Let's start at the beginning. First, Dan cut pine boards down into the predetermined sizes for each chalkboard. We were making five chalkboards, four small hand held ones and one bigger hang-on-the-wall one. The next step was to engrave each kids name into the back of their board. We only did this to the four smaller ones. Dan printed off each kids' name on a sheet of paper in the chosen font.
Then he taped the paper to the board and using his router he carved out the name.
He repeated this four times for each name and they all looked great when he was done.

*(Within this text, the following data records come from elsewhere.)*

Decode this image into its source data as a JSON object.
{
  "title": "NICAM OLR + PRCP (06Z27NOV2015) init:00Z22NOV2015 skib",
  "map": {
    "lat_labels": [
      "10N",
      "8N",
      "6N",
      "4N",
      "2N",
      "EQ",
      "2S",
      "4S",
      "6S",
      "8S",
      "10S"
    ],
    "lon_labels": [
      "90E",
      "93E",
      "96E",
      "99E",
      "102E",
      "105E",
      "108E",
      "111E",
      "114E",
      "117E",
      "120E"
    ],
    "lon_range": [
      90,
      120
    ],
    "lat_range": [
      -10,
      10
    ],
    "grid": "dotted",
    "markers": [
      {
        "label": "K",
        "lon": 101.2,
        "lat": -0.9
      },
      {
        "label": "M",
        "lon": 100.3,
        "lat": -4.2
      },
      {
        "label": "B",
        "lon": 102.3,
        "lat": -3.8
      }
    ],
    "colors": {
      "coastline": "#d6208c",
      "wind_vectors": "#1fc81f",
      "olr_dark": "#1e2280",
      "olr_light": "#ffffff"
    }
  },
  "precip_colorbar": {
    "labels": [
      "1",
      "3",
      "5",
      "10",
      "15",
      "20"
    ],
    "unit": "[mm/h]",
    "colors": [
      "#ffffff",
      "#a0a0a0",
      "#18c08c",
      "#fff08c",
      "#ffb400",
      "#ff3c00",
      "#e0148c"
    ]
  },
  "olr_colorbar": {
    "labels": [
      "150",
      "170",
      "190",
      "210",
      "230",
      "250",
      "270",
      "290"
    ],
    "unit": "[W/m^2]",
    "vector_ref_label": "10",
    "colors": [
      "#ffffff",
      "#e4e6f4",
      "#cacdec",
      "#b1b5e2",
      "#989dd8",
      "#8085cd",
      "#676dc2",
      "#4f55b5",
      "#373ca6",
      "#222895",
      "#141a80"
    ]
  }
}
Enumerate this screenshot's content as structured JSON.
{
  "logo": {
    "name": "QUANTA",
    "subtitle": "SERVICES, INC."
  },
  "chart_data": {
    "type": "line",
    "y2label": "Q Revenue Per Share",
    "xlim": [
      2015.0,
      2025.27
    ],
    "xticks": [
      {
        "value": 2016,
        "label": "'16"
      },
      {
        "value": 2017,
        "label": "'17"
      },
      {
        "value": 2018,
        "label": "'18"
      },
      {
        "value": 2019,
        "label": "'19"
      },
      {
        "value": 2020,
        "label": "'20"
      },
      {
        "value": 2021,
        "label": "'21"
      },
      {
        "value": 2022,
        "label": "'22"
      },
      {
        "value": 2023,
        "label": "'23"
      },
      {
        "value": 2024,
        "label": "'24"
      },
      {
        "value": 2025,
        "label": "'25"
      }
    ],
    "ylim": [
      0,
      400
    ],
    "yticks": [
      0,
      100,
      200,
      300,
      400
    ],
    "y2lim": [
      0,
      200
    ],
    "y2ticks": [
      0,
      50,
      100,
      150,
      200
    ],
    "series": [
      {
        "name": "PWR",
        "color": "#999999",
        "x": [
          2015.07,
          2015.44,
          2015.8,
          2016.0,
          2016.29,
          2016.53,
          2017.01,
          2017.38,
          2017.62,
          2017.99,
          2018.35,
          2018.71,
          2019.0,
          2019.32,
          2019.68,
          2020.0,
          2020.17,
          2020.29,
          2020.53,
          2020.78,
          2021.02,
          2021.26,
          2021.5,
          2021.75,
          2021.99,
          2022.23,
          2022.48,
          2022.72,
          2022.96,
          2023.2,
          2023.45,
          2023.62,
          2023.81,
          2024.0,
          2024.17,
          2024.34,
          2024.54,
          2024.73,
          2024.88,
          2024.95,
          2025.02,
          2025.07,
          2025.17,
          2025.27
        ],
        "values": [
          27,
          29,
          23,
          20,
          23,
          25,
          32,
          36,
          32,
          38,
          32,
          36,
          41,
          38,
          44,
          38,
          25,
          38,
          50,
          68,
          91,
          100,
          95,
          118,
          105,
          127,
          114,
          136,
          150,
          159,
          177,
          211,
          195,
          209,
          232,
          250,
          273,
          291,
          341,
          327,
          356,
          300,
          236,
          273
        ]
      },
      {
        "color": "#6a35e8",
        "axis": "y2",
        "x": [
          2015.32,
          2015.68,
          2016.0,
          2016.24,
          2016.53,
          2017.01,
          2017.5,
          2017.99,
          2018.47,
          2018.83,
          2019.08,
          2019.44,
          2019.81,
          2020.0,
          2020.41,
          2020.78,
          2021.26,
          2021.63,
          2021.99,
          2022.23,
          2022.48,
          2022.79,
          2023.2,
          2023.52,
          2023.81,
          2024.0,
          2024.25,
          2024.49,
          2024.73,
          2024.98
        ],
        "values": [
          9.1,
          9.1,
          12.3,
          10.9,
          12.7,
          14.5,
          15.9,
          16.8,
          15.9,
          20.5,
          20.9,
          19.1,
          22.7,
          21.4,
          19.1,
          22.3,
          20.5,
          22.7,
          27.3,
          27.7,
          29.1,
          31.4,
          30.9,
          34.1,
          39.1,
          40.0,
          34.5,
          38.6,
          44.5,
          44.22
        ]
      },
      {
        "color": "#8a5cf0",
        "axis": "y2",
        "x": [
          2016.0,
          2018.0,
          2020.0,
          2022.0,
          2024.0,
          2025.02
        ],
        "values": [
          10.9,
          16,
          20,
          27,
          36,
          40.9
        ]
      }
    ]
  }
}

Our next step was sanding them down until smooth. Dan also put wood putty in any holes, dents or scratches on each board so that there wouldn't be any areas that would catch the chalk. While the wood putty was drying, we measured and cut the trim for the edges. We used a mitre box and a hack saw to do this.

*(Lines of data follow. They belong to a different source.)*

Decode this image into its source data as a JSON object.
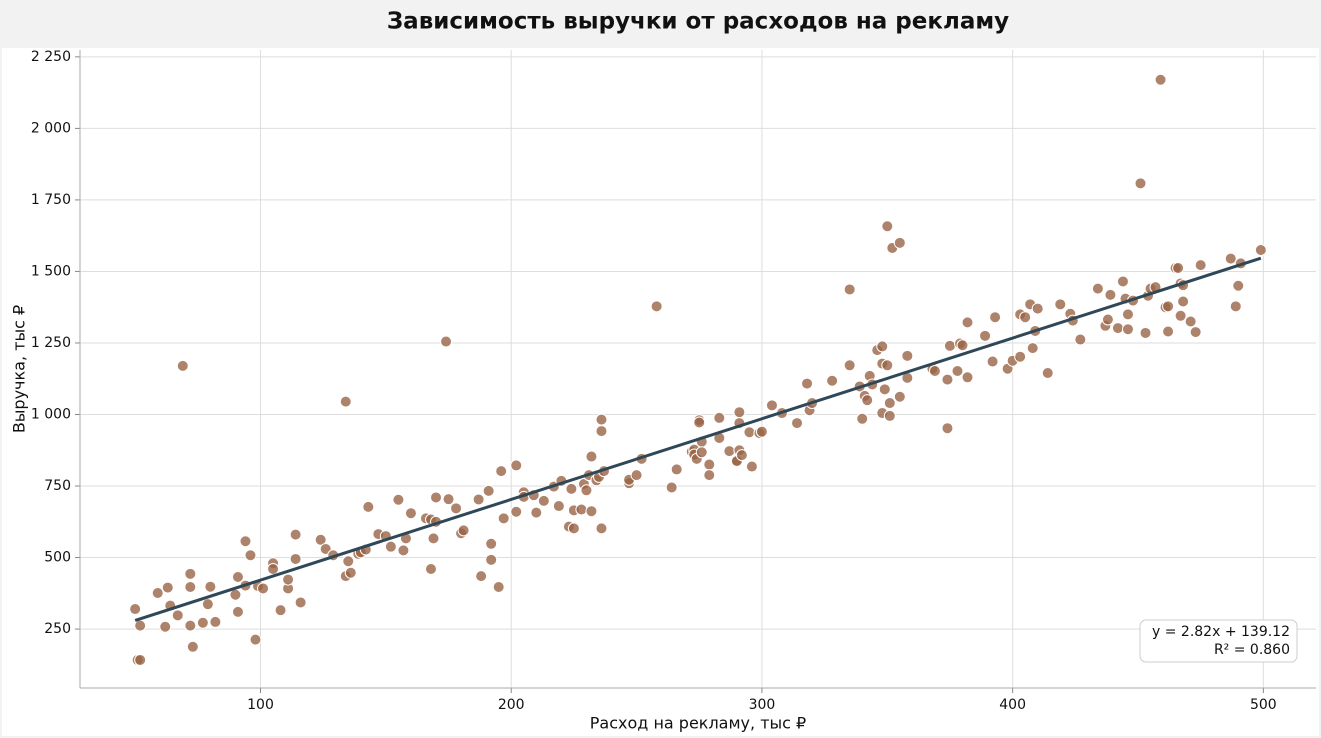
{
  "chart_data": {
    "type": "scatter",
    "title": "Зависимость выручки от расходов на рекламу",
    "xlabel": "Расход на рекламу, тыс ₽",
    "ylabel": "Выручка, тыс ₽",
    "color": "#9a6446",
    "grid": true,
    "xlim": [
      28,
      521
    ],
    "ylim": [
      44,
      2274
    ],
    "xticks": [
      100,
      200,
      300,
      400,
      500
    ],
    "yticks": [
      250,
      500,
      750,
      {
        "value": 1000,
        "label": "1 000"
      },
      {
        "value": 1250,
        "label": "1 250"
      },
      {
        "value": 1500,
        "label": "1 500"
      },
      {
        "value": 1750,
        "label": "1 750"
      },
      {
        "value": 2000,
        "label": "2 000"
      },
      {
        "value": 2250,
        "label": "2 250"
      }
    ],
    "x": [
      50,
      52,
      51,
      52,
      59,
      62,
      63,
      64,
      67,
      69,
      72,
      72,
      72,
      73,
      77,
      79,
      80,
      82,
      90,
      91,
      91,
      94,
      94,
      96,
      98,
      99,
      101,
      105,
      105,
      108,
      111,
      111,
      114,
      114,
      116,
      124,
      126,
      129,
      134,
      134,
      135,
      136,
      139,
      140,
      142,
      143,
      147,
      150,
      152,
      155,
      157,
      158,
      160,
      166,
      168,
      168,
      169,
      170,
      170,
      174,
      175,
      178,
      180,
      181,
      187,
      188,
      191,
      192,
      192,
      195,
      196,
      197,
      202,
      202,
      205,
      205,
      209,
      210,
      213,
      217,
      219,
      220,
      223,
      224,
      225,
      225,
      228,
      229,
      230,
      231,
      232,
      232,
      234,
      235,
      236,
      236,
      236,
      237,
      247,
      247,
      250,
      252,
      258,
      264,
      266,
      272,
      273,
      273,
      274,
      275,
      275,
      276,
      276,
      279,
      279,
      283,
      283,
      287,
      290,
      290,
      291,
      291,
      291,
      292,
      295,
      296,
      299,
      300,
      304,
      308,
      314,
      318,
      319,
      320,
      328,
      335,
      335,
      339,
      340,
      341,
      342,
      343,
      344,
      346,
      348,
      348,
      348,
      349,
      350,
      350,
      351,
      351,
      352,
      355,
      355,
      358,
      358,
      368,
      369,
      374,
      374,
      375,
      378,
      379,
      380,
      382,
      382,
      389,
      392,
      393,
      398,
      400,
      403,
      403,
      405,
      407,
      408,
      409,
      410,
      414,
      419,
      423,
      424,
      427,
      434,
      437,
      438,
      439,
      442,
      444,
      445,
      446,
      446,
      448,
      451,
      453,
      454,
      455,
      457,
      459,
      461,
      462,
      462,
      465,
      466,
      467,
      467,
      468,
      468,
      471,
      473,
      475,
      487,
      489,
      490,
      491,
      499
    ],
    "values": [
      320,
      262,
      142,
      142,
      376,
      258,
      395,
      332,
      298,
      1170,
      443,
      262,
      397,
      188,
      272,
      337,
      398,
      275,
      370,
      310,
      432,
      402,
      557,
      508,
      213,
      400,
      392,
      480,
      460,
      316,
      392,
      423,
      580,
      495,
      343,
      562,
      530,
      508,
      1045,
      435,
      487,
      447,
      513,
      518,
      528,
      677,
      582,
      575,
      538,
      702,
      525,
      567,
      655,
      637,
      633,
      460,
      567,
      625,
      710,
      1255,
      704,
      672,
      585,
      595,
      703,
      435,
      733,
      548,
      492,
      397,
      802,
      637,
      822,
      660,
      728,
      712,
      718,
      657,
      698,
      748,
      680,
      768,
      608,
      740,
      665,
      602,
      668,
      757,
      735,
      788,
      853,
      662,
      770,
      782,
      982,
      942,
      602,
      802,
      760,
      772,
      788,
      845,
      1378,
      745,
      808,
      870,
      877,
      860,
      845,
      980,
      972,
      905,
      868,
      825,
      788,
      988,
      918,
      872,
      840,
      837,
      1008,
      875,
      970,
      858,
      938,
      818,
      935,
      940,
      1032,
      1005,
      970,
      1108,
      1015,
      1040,
      1118,
      1437,
      1172,
      1098,
      985,
      1065,
      1050,
      1135,
      1105,
      1225,
      1005,
      1238,
      1178,
      1088,
      1172,
      1658,
      1040,
      995,
      1582,
      1600,
      1062,
      1205,
      1128,
      1160,
      1152,
      952,
      1122,
      1240,
      1152,
      1248,
      1242,
      1130,
      1322,
      1275,
      1185,
      1340,
      1160,
      1188,
      1350,
      1202,
      1340,
      1385,
      1232,
      1292,
      1370,
      1145,
      1385,
      1352,
      1328,
      1262,
      1440,
      1310,
      1332,
      1418,
      1302,
      1465,
      1405,
      1350,
      1298,
      1398,
      1808,
      1285,
      1415,
      1440,
      1445,
      2170,
      1375,
      1378,
      1290,
      1512,
      1512,
      1345,
      1458,
      1395,
      1452,
      1325,
      1288,
      1522,
      1545,
      1378,
      1450,
      1528,
      1575
    ],
    "trendline": {
      "color": "#2f4858",
      "x": [
        50,
        499
      ],
      "values": [
        280.12,
        1546.3
      ]
    },
    "annotations": [
      "y = 2.82x + 139.12",
      "R² = 0.860"
    ]
  }
}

I cut a total of two cuts. It was too hard for my weak little arms and I couldn't keep the saw straight so I kept cutting down into the box. Oops! Dan did the remaining 38 cuts or so.
We had to test out each piece of trim to make sure it fit well with all the others. It took a long time and we were tired by the end.
Once the trim was all measured and the wood putty dry, we sanded them all down and rounded out the corners in the back so that they would be easier to be held by small hands. Next step, taping them off and applying the chalkboard paint.
We purchased two spray cans of paint from Canadian Tire for approximately $5 and each. This same paint can also be found at Michael's but for more than double the price. So I would shop around. Really though, any chalkboard paint would work. We did a lot of coats. I lost count actually. Especially since after some of them had been painted, we realized they needed to be touched up with some more wood putty, re-sanded and then repainted. Our advice, make sure the boards are as smooth and perfect as possible before applying the chalkboard paint. It turned out fine in the end but we added some unnecessary steps.
Once the boards were ready, we got to painting the trim. We had each set all wrapped up with the names on them. We wanted to make sure everything would fit once we went to put them together.
We chose four colours according to the favourite colour of each kid. We purchased little tester cans at Canadian Tire for $5 a piece.
Then we got to the tedious job of painting small strips of trim.
This is where we finished off that night. All the trim painted and drying.
The next night we nailed the trim onto each board. Another job that you had to be really careful not to mess up. We needed to make sure everything still lined up well and hold things tightly in place while the nails went in.
Once all the trim was attached, we stepped back and beamed at the progress we were making.
Then we flipped them over and got to painting the backs.
Once the backs were dry, we flipped them over again and touched up the sides and front and filled in the nail holes the best we could with paint.
I then painted the backs of the last two chalkboards.
One of the last steps was painting in the names with black paint so that they showed up better. I think I had a hand cramp by the time I was done.
But look how good they look!
We needed to do some last minute touch ups on the fronts again and since Dan's youngest sister Sam was over, she helped out.
We are very pleased with these chalkboards and are extremely proud of ourselves for making them. Dan was the brains behind the operation so I would like to give him full credit for planning them out and doing most of the hard work for them. They are so beautiful and I'm sure the kids will have lots of fun with them.